Scott Pagel, the associate dean for information services and the director of the Jacob Burns Law Library, said the law library has still been able to provide “outstanding service” to law students and faculty despite the pandemic’s limitations.
“The law library services for students, faculty and staff have not been impacted at all by the recent mitigation efforts (reductions in force and furloughs),” he said in an email.
Pagel said officials had considered reorganizing departments within the law library before the pandemic. He said while the need for budget mitigation efforts increased the urgency for such reorganization, many of the changes would have happened in the future anyway.
Pagel said GW Law officials saw “no alternatives” to eliminating positions or furloughing staff members in the law library.
“Over the past 10 years, the collection budget of the law library has been reduced by over $1 million to address the budget needs of the law school in the wake of the recession,” he said. “The decisions, though difficult, were made carefully to preserve the subscriptions and other services critical to the research needs of the faculty and students of a top law school.”
Anne Linton, the director of the Himmelfarb Health Sciences Library, said budget cuts have required officials to cancel subscriptions to materials in the library’s databases and serials collection. She said officials considered factors like the subject area and cost-per-use for the cancellations.
“Selections were carefully reviewed to ensure that no one subject area was hit disproportionately,” she said in an email.
GW Libraries staff moved offerings like tutoring programs and academic success workshops online in preparation for the fall semester.
Harald Griesshammer, the chair of the senate’s libraries committee and an associate professor of physics, said GW Libraries was already operating below the budget it should have prior to the pandemic after a round of budget cuts in 2016. He said library staff members have struggled to get additional funding during the pandemic so they can increase offerings to help faculty learn how to teach classes in an “efficient” way online.
Griesshammer said officials only made cuts to subscriptions for publications, in subjects like clinical and public health, that faculty did not express a “real demonstrated need” for. He said many members of the libraries committee felt officials should continue to prioritize keeping staff positions instead of saving the libraries’ subscriptions.
“My sense of the committee actually was that the committee would rather see maintaining the presence level of librarians and staff than cutting that and would rather see cuts to the collection,” he said. “And when you let people go, you let experience go.”
Griesshammer added that some are concerned about staff burnout, given the increased reliance on their services this year in addition to the threat of layoffs last year.
“None of them must have gotten any sleep for at least three months,” he said. “They did an amazing job, they did a ton of seminars, they did a ton of workshops, they provided so much information.

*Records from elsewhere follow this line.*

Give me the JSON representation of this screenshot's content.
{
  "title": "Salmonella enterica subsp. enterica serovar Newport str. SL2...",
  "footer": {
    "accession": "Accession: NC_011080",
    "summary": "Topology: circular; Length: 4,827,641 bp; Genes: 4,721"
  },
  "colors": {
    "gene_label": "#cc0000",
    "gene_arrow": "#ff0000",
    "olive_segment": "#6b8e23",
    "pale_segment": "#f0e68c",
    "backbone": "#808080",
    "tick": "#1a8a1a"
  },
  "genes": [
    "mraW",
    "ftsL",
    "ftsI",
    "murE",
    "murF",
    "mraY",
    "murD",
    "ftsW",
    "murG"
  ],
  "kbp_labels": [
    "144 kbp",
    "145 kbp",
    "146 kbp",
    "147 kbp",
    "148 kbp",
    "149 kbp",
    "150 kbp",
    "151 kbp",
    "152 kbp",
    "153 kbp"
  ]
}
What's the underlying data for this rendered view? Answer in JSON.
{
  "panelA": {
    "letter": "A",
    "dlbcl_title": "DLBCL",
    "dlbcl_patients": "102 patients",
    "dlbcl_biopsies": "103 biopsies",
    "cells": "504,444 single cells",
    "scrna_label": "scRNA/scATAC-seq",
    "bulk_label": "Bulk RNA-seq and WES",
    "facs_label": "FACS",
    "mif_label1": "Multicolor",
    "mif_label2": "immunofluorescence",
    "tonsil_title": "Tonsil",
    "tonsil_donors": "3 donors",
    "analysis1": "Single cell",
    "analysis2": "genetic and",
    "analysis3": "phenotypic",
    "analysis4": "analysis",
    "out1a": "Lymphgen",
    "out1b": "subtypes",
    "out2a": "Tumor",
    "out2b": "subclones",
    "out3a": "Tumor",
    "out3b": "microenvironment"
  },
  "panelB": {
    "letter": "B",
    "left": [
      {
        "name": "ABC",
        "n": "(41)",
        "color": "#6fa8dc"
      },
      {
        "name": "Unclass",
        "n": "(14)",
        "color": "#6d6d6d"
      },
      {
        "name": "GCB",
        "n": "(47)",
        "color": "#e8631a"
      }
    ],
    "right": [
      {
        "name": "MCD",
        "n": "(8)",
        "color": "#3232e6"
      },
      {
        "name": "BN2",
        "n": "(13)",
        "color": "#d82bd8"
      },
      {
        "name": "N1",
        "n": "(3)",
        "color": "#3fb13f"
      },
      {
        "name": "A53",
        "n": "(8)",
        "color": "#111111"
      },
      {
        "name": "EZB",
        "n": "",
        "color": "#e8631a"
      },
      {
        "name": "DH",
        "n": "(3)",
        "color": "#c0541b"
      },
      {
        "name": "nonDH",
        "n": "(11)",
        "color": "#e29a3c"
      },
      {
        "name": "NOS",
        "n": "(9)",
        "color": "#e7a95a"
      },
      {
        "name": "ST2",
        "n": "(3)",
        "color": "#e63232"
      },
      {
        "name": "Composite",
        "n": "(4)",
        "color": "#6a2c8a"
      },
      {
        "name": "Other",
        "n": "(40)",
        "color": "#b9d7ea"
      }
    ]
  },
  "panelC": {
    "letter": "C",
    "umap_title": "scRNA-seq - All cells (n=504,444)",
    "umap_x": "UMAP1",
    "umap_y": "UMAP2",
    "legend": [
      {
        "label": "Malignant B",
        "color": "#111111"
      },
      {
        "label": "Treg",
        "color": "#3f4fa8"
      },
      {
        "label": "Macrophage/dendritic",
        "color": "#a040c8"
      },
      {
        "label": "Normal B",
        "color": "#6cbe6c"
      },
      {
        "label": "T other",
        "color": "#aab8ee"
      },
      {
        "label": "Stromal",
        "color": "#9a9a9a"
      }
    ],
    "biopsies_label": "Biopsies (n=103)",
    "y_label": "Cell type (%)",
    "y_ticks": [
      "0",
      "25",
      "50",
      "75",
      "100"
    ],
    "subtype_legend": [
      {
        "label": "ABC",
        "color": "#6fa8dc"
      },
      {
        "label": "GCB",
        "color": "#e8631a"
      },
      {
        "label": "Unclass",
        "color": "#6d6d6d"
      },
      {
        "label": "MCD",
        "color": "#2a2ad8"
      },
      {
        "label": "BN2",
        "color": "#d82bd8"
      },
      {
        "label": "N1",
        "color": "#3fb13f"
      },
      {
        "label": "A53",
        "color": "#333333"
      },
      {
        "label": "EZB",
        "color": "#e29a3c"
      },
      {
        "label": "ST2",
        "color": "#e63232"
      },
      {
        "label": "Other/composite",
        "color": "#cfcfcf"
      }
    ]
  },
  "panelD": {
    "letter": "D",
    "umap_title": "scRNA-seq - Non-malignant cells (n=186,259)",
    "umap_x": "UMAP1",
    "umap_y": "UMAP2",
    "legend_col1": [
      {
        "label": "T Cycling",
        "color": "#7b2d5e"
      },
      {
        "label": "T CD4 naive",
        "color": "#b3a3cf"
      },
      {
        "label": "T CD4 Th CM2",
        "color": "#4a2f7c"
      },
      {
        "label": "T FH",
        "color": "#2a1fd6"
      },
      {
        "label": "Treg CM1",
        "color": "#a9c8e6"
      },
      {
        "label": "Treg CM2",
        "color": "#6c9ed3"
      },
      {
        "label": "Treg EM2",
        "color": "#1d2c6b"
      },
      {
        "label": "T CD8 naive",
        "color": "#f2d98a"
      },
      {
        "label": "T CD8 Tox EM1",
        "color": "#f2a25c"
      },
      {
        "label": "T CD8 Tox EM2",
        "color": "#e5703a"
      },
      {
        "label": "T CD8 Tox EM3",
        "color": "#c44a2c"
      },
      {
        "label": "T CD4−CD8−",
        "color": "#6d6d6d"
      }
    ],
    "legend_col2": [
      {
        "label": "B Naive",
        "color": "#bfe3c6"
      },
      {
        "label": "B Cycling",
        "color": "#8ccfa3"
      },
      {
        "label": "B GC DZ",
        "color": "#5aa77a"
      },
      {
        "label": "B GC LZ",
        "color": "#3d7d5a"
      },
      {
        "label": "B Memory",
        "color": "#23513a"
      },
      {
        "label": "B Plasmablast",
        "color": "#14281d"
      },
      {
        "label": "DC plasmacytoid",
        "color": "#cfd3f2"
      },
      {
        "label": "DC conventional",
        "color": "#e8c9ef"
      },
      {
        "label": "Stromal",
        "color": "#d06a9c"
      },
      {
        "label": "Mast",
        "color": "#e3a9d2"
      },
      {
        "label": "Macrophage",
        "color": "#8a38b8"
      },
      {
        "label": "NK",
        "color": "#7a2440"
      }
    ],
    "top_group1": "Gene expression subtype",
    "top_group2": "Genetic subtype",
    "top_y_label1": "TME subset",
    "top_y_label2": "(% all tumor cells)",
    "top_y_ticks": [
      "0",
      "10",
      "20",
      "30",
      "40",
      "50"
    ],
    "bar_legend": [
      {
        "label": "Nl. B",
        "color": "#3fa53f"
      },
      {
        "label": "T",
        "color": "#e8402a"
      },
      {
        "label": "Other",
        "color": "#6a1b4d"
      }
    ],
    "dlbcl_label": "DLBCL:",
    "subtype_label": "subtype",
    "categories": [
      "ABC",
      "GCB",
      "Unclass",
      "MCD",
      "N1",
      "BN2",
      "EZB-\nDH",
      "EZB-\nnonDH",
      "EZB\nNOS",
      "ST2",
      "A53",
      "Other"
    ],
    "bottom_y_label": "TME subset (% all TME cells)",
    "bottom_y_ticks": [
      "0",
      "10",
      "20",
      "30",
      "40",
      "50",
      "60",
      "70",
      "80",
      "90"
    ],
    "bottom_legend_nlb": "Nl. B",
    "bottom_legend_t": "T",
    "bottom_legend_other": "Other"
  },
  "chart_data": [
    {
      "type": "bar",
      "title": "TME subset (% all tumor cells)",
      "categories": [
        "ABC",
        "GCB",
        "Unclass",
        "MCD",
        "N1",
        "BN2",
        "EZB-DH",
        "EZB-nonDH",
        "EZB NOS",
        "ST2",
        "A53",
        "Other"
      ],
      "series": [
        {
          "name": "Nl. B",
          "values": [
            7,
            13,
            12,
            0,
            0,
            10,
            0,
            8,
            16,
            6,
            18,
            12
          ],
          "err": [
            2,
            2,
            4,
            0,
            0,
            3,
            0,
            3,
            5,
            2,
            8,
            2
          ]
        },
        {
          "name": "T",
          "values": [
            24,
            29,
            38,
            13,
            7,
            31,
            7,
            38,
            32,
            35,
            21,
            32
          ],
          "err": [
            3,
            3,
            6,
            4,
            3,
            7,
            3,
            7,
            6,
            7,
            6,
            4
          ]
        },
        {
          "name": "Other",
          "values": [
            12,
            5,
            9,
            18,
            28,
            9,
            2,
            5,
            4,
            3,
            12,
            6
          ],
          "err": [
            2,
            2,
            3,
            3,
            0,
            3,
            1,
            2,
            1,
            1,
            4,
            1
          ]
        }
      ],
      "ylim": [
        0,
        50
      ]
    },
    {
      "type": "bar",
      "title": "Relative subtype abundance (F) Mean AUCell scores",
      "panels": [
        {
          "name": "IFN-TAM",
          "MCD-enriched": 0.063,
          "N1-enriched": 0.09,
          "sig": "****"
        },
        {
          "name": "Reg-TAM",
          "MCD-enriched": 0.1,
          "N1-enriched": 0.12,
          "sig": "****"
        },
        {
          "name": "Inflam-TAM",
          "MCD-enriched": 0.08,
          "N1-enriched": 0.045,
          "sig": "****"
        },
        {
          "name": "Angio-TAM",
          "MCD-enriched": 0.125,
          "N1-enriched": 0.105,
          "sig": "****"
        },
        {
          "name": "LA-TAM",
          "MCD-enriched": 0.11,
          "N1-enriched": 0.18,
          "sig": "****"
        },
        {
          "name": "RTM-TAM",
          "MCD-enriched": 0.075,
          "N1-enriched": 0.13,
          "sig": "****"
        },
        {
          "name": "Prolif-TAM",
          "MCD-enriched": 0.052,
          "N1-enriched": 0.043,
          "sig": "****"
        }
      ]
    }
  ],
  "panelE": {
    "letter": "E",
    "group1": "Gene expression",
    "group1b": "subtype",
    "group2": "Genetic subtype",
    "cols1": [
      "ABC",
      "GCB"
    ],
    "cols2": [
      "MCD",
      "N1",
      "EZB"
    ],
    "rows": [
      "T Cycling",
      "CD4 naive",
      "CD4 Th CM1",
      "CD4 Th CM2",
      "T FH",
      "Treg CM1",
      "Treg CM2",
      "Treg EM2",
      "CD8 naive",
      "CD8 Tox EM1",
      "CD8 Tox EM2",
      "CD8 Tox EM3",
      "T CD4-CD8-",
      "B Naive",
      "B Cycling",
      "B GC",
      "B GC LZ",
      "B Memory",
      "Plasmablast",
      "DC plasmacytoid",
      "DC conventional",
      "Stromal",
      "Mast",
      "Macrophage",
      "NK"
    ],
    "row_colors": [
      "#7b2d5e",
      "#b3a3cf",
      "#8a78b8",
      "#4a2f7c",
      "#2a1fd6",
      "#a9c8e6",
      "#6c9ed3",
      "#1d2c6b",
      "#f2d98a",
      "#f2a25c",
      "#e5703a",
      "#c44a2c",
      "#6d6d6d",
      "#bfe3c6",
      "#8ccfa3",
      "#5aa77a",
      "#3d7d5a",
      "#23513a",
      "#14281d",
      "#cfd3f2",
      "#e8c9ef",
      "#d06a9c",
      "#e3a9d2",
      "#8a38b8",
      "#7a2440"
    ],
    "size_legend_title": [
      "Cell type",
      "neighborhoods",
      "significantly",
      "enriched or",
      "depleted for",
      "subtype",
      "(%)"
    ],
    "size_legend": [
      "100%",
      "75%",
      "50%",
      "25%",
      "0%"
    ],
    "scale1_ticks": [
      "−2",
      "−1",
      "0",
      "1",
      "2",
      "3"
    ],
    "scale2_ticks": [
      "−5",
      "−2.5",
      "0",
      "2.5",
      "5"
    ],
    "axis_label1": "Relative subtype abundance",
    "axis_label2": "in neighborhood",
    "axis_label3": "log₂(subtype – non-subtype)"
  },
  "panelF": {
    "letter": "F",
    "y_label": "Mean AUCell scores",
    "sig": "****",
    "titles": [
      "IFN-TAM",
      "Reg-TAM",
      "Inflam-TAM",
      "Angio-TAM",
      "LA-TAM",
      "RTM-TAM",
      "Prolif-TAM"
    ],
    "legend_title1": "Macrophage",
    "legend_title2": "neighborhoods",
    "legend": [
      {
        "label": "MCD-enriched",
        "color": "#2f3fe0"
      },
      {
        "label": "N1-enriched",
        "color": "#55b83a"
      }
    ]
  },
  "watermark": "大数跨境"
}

It’s fantastic, but they did all of this with a staffing that was not adequate to the job that they were actually doing.”
Holly Dugan, an associate professor of English and a member of the libraries committee, said the libraries staff members are “essential” to GW’s core mission of student excellence in teaching and faculty research.
“For us to achieve our academic mission, we need our cutting edge research library for our students to be able to pursue the research that will help change the world,” she said. “They need to have tremendous access to collections but also the library staff who understand and can shepherd that.”
Dugan said the budget cuts are not only affecting academic resources of the libraries but the library facilities as well. She said Gelman Library has “profound” heating, ventilation and air conditioning issues that leave librarians having to fill in for facility jobs.
“We’re going to need to see is an investment both in the staff and the facility structure itself of the libraries,” she said.
Max van Balgooy, an assistant professor of museum studies and a member of the libraries committee, said cuts to the libraries’ staff and resources have made it “difficult” to support the level of scholarship and excellence the facilities have had in previous years. He said all of the services the libraries usually provide have to be “rethought,” like the number of digital journals and book subscriptions available for students.
“When people often think about libraries, they just think about the books on the shelves, but there’s so much more that libraries provide,” van Balgooy said.